I have two questions for my fellow Slashdoters: "Is this a common concern with new CS grads?" and, if so, "What can I do to supplement my Java-oriented studies?"
I'm a hiring manager. Not knowing low level absolutely counts against you in terms of breadth of knowledge. It generally isn't a deal breaker but it would be treated the same way as not knowing OS theory, not knowing database theory, not understanding algorithms design, or machine learning. Its a hole, you lose a few points and we move on with the interview. As far as it being common CS grads differ a great deal from school to school, the curriculum is not remotely uniform. A recent CS grad can vary tremendously in what they know and what areas the degree doesn't mean anything than they've had some classes in some computer stuff.
In terms of what you can do to supplement. Learn things unlike Java. Definitely at least one functional language and one procedural language so you have something other than OO programming. Learn a low level language and a very high level language. Languages can do double duty so for example Mathematica is very high level and functional while C or Assembler (better choice BTW) is low level and procedural.

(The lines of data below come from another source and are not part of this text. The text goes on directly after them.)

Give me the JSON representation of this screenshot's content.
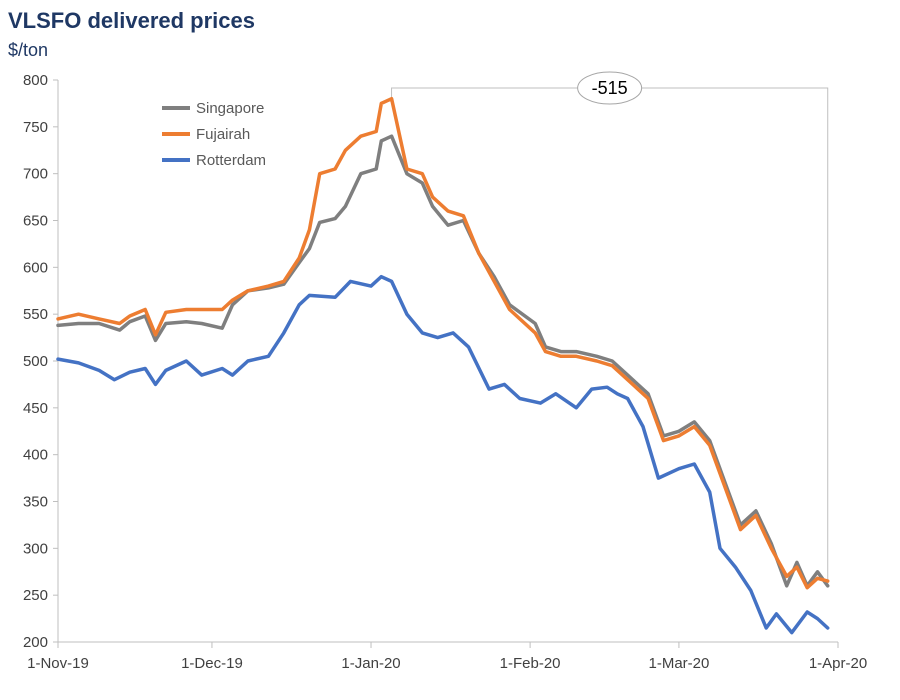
{
  "chart_data": {
    "type": "line",
    "title": "VLSFO delivered prices",
    "ylabel": "$/ton",
    "xlabel": "",
    "ylim": [
      200,
      800
    ],
    "yticks": [
      200,
      250,
      300,
      350,
      400,
      450,
      500,
      550,
      600,
      650,
      700,
      750,
      800
    ],
    "x_range": [
      "2019-11-01",
      "2020-04-01"
    ],
    "xtick_labels": [
      {
        "date": "2019-11-01",
        "label": "1-Nov-19"
      },
      {
        "date": "2019-12-01",
        "label": "1-Dec-19"
      },
      {
        "date": "2020-01-01",
        "label": "1-Jan-20"
      },
      {
        "date": "2020-02-01",
        "label": "1-Feb-20"
      },
      {
        "date": "2020-03-01",
        "label": "1-Mar-20"
      },
      {
        "date": "2020-04-01",
        "label": "1-Apr-20"
      }
    ],
    "grid": false,
    "legend_position": "top-left",
    "annotation": {
      "text": "-515",
      "from_date": "2020-01-05",
      "to_date": "2020-03-30",
      "from_value": 780,
      "to_value": 265
    },
    "series": [
      {
        "name": "Singapore",
        "color": "#7f7f7f",
        "points": [
          [
            "2019-11-01",
            538
          ],
          [
            "2019-11-05",
            540
          ],
          [
            "2019-11-09",
            540
          ],
          [
            "2019-11-13",
            533
          ],
          [
            "2019-11-15",
            542
          ],
          [
            "2019-11-18",
            548
          ],
          [
            "2019-11-20",
            522
          ],
          [
            "2019-11-22",
            540
          ],
          [
            "2019-11-26",
            542
          ],
          [
            "2019-11-29",
            540
          ],
          [
            "2019-12-03",
            535
          ],
          [
            "2019-12-05",
            560
          ],
          [
            "2019-12-08",
            575
          ],
          [
            "2019-12-12",
            578
          ],
          [
            "2019-12-15",
            582
          ],
          [
            "2019-12-18",
            605
          ],
          [
            "2019-12-20",
            620
          ],
          [
            "2019-12-22",
            648
          ],
          [
            "2019-12-25",
            652
          ],
          [
            "2019-12-27",
            665
          ],
          [
            "2019-12-30",
            700
          ],
          [
            "2020-01-02",
            705
          ],
          [
            "2020-01-03",
            735
          ],
          [
            "2020-01-05",
            740
          ],
          [
            "2020-01-08",
            700
          ],
          [
            "2020-01-11",
            690
          ],
          [
            "2020-01-13",
            665
          ],
          [
            "2020-01-16",
            645
          ],
          [
            "2020-01-19",
            650
          ],
          [
            "2020-01-22",
            615
          ],
          [
            "2020-01-25",
            590
          ],
          [
            "2020-01-28",
            560
          ],
          [
            "2020-02-02",
            540
          ],
          [
            "2020-02-04",
            515
          ],
          [
            "2020-02-07",
            510
          ],
          [
            "2020-02-10",
            510
          ],
          [
            "2020-02-14",
            505
          ],
          [
            "2020-02-17",
            500
          ],
          [
            "2020-02-20",
            485
          ],
          [
            "2020-02-24",
            465
          ],
          [
            "2020-02-27",
            420
          ],
          [
            "2020-03-01",
            425
          ],
          [
            "2020-03-04",
            435
          ],
          [
            "2020-03-07",
            415
          ],
          [
            "2020-03-10",
            370
          ],
          [
            "2020-03-13",
            325
          ],
          [
            "2020-03-16",
            340
          ],
          [
            "2020-03-19",
            305
          ],
          [
            "2020-03-22",
            260
          ],
          [
            "2020-03-24",
            285
          ],
          [
            "2020-03-26",
            260
          ],
          [
            "2020-03-28",
            275
          ],
          [
            "2020-03-30",
            260
          ]
        ]
      },
      {
        "name": "Fujairah",
        "color": "#ed7d31",
        "points": [
          [
            "2019-11-01",
            545
          ],
          [
            "2019-11-05",
            550
          ],
          [
            "2019-11-09",
            545
          ],
          [
            "2019-11-13",
            540
          ],
          [
            "2019-11-15",
            548
          ],
          [
            "2019-11-18",
            555
          ],
          [
            "2019-11-20",
            528
          ],
          [
            "2019-11-22",
            552
          ],
          [
            "2019-11-26",
            555
          ],
          [
            "2019-11-29",
            555
          ],
          [
            "2019-12-03",
            555
          ],
          [
            "2019-12-05",
            565
          ],
          [
            "2019-12-08",
            575
          ],
          [
            "2019-12-12",
            580
          ],
          [
            "2019-12-15",
            585
          ],
          [
            "2019-12-18",
            610
          ],
          [
            "2019-12-20",
            640
          ],
          [
            "2019-12-22",
            700
          ],
          [
            "2019-12-25",
            705
          ],
          [
            "2019-12-27",
            725
          ],
          [
            "2019-12-30",
            740
          ],
          [
            "2020-01-02",
            745
          ],
          [
            "2020-01-03",
            775
          ],
          [
            "2020-01-05",
            780
          ],
          [
            "2020-01-08",
            705
          ],
          [
            "2020-01-11",
            700
          ],
          [
            "2020-01-13",
            675
          ],
          [
            "2020-01-16",
            660
          ],
          [
            "2020-01-19",
            655
          ],
          [
            "2020-01-22",
            615
          ],
          [
            "2020-01-25",
            585
          ],
          [
            "2020-01-28",
            555
          ],
          [
            "2020-02-02",
            530
          ],
          [
            "2020-02-04",
            510
          ],
          [
            "2020-02-07",
            505
          ],
          [
            "2020-02-10",
            505
          ],
          [
            "2020-02-14",
            500
          ],
          [
            "2020-02-17",
            495
          ],
          [
            "2020-02-20",
            480
          ],
          [
            "2020-02-24",
            460
          ],
          [
            "2020-02-27",
            415
          ],
          [
            "2020-03-01",
            420
          ],
          [
            "2020-03-04",
            430
          ],
          [
            "2020-03-07",
            410
          ],
          [
            "2020-03-10",
            365
          ],
          [
            "2020-03-13",
            320
          ],
          [
            "2020-03-16",
            335
          ],
          [
            "2020-03-19",
            300
          ],
          [
            "2020-03-22",
            270
          ],
          [
            "2020-03-24",
            280
          ],
          [
            "2020-03-26",
            258
          ],
          [
            "2020-03-28",
            268
          ],
          [
            "2020-03-30",
            265
          ]
        ]
      },
      {
        "name": "Rotterdam",
        "color": "#4472c4",
        "points": [
          [
            "2019-11-01",
            502
          ],
          [
            "2019-11-05",
            498
          ],
          [
            "2019-11-09",
            490
          ],
          [
            "2019-11-12",
            480
          ],
          [
            "2019-11-15",
            488
          ],
          [
            "2019-11-18",
            492
          ],
          [
            "2019-11-20",
            475
          ],
          [
            "2019-11-22",
            490
          ],
          [
            "2019-11-26",
            500
          ],
          [
            "2019-11-29",
            485
          ],
          [
            "2019-12-03",
            492
          ],
          [
            "2019-12-05",
            485
          ],
          [
            "2019-12-08",
            500
          ],
          [
            "2019-12-12",
            505
          ],
          [
            "2019-12-15",
            530
          ],
          [
            "2019-12-18",
            560
          ],
          [
            "2019-12-20",
            570
          ],
          [
            "2019-12-25",
            568
          ],
          [
            "2019-12-28",
            585
          ],
          [
            "2020-01-01",
            580
          ],
          [
            "2020-01-03",
            590
          ],
          [
            "2020-01-05",
            585
          ],
          [
            "2020-01-08",
            550
          ],
          [
            "2020-01-11",
            530
          ],
          [
            "2020-01-14",
            525
          ],
          [
            "2020-01-17",
            530
          ],
          [
            "2020-01-20",
            515
          ],
          [
            "2020-01-24",
            470
          ],
          [
            "2020-01-27",
            475
          ],
          [
            "2020-01-30",
            460
          ],
          [
            "2020-02-03",
            455
          ],
          [
            "2020-02-06",
            465
          ],
          [
            "2020-02-10",
            450
          ],
          [
            "2020-02-13",
            470
          ],
          [
            "2020-02-16",
            472
          ],
          [
            "2020-02-18",
            465
          ],
          [
            "2020-02-20",
            460
          ],
          [
            "2020-02-23",
            430
          ],
          [
            "2020-02-26",
            375
          ],
          [
            "2020-03-01",
            385
          ],
          [
            "2020-03-04",
            390
          ],
          [
            "2020-03-07",
            360
          ],
          [
            "2020-03-09",
            300
          ],
          [
            "2020-03-12",
            280
          ],
          [
            "2020-03-15",
            255
          ],
          [
            "2020-03-18",
            215
          ],
          [
            "2020-03-20",
            230
          ],
          [
            "2020-03-23",
            210
          ],
          [
            "2020-03-26",
            232
          ],
          [
            "2020-03-28",
            225
          ],
          [
            "2020-03-30",
            215
          ]
        ]
      }
    ]
  }
}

I've been a hiring manager (well, a manager who's hired). In general I don't care about the amount of low-level a candidate knows, I'm more concerned about how he writes the program (if that is what I'm hiring him to do) and how he'll fit into the project. Does he know the language syntax. What sort of stuff has he written. What sort of problems has he had, how did he get around them. In real big-boy operating systems, memory management is left to the OS: I just need someone who knows to be careful of the resources. And writes good, clean, maintainable code
A car analogy. I don't care if you're able to tune the engine to get that last fluid ounce of petrol. Just keep an eye on the MPG and most importantly, don't crash.